VALENCIA TAMBIÉN SUPO DE SU TOREO INFANTIL

                          VALENCIA TAMBIÉN SUPO DE SU TOREO INFANTIL



«Rafael Gómez, “Gallito”; Rafael ,“El Gallo”, alma de niño, hombre de bien» 

                                                     Gerardo Diego


«Su arte cautiva precisamente por eso, porque es infantil […] Su toreo es como el juego de un infante […] Su simpatía, su gracia, arrancan de ahí, de su infantilismo […] Ayer su toreo fué más infantil que nunca […] Rafael, con su calva y sus años, es un niño y un niño es una cosa simpática y amable. Sobre que tiene una gran fuerza en su debilidad»  

                                    Patillitas. Las Provincias, 27/07/1926


Los comentarios de Patilllitas están extraídos de su crónica de la corrida que Rafael toreó en Valencia el 26 de julio de 1926, ante toros de Carmen de Federico y compartiendo cartel con Ignacio Sánchez Mejías y Niño de la Palma. 

En ellos Patillitas alude a una faceta que siempre he considerado crucial a la hora de intentar desentrañar el toreo de Rafael: su infantilismo. Rasgo éste, al que pienso que no se le ha prestado suficiente atención a la hora de explicar algunos aspectos de su toreo.

Rafael nunca abandonó, y tengo serias dudas de que alguna vez se lo propusiera, el territorio de la infancia. Nunca dejó de ser niño, un niño ensimismado, ajeno por completo a todo lo que le rodeaba.

Su toreo, por tanto, estuvo siempre salpicado de gestos infantiles: se cambia la muleta de mano por la espalda; se entretiene en plegar y desplegar, con parsimonia, la muleta delante de la cara del toro («con el esmero que pudiera hacerlo un dependiente del ramo de tejidos»; coloca la montera en el testuz del toro; se encapricha de unas banderillas e interrumpe repetidamente su faena de muleta, al ir arrándolas una a una…

De ese toreo infantil se derivó, inevitablemente, el papel tan preponderante que siempre tuvo el juego en su tauromaquia. Ésta tuvo en El Gallo mucho más de juego que de combate, pues nunca la lucha figuró entre sus preferencias. «Rafael no luchaba […] ni en la vida ni en la profesión. Si ha habido un gallo que no fuera de pelea, era él» (José Alameda).

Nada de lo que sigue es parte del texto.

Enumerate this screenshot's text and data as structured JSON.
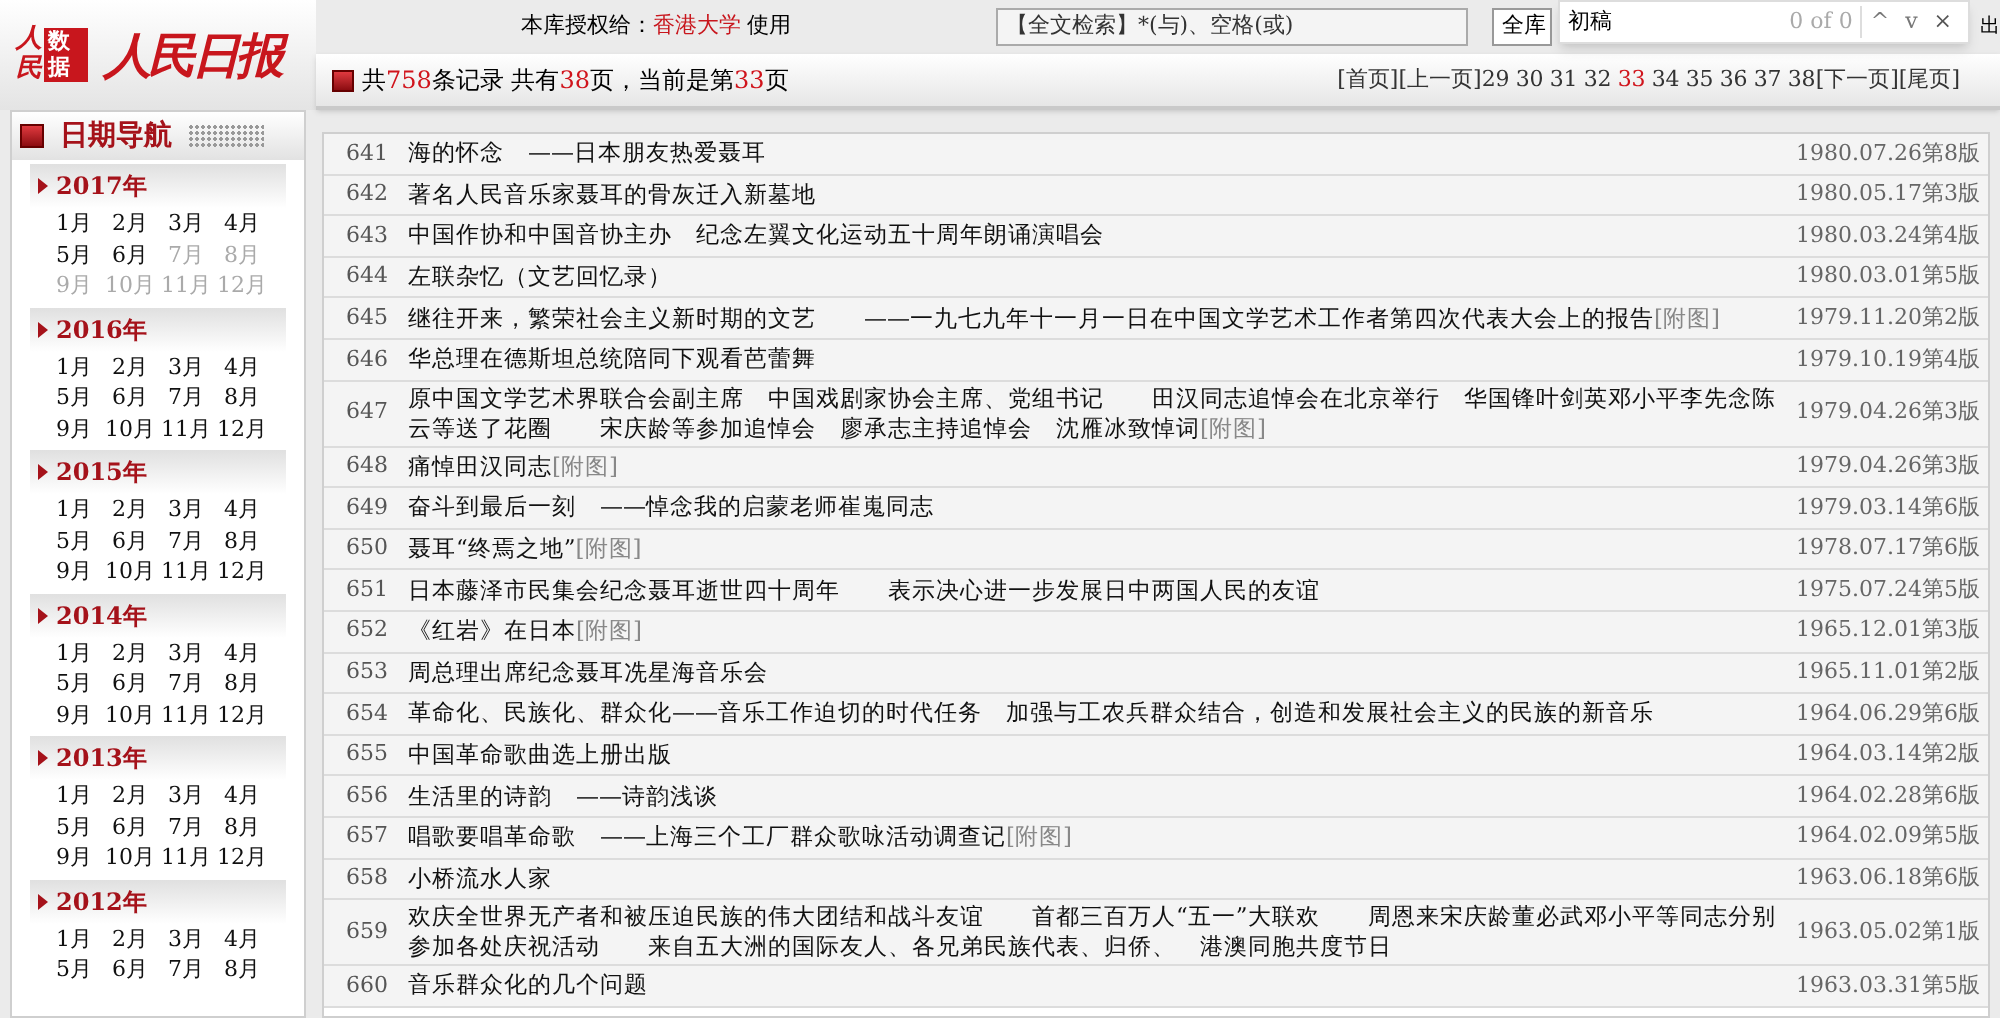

Y quiero concluir este apartado con una reflexión, en forma interrogativa, que ya me hice en mi anterior libro sobre Rafael y que, en el fondo, es un intento, un tanto pretencioso,  tal vez, de desvelar el misterio insondable que empapa algunos aspectos del toreo de Rafael: ¿y si sus repentinos virajes de lo cobarde a lo temerario, de lo burdo a lo genial, de lo ridículo a lo sublime, no fueran otra cosa que imprevisibles antojos de un niño caprichoso, que hundieran sus raíces en la inconstancia, en la volubilidad de las emociones, tan propias de la infancia?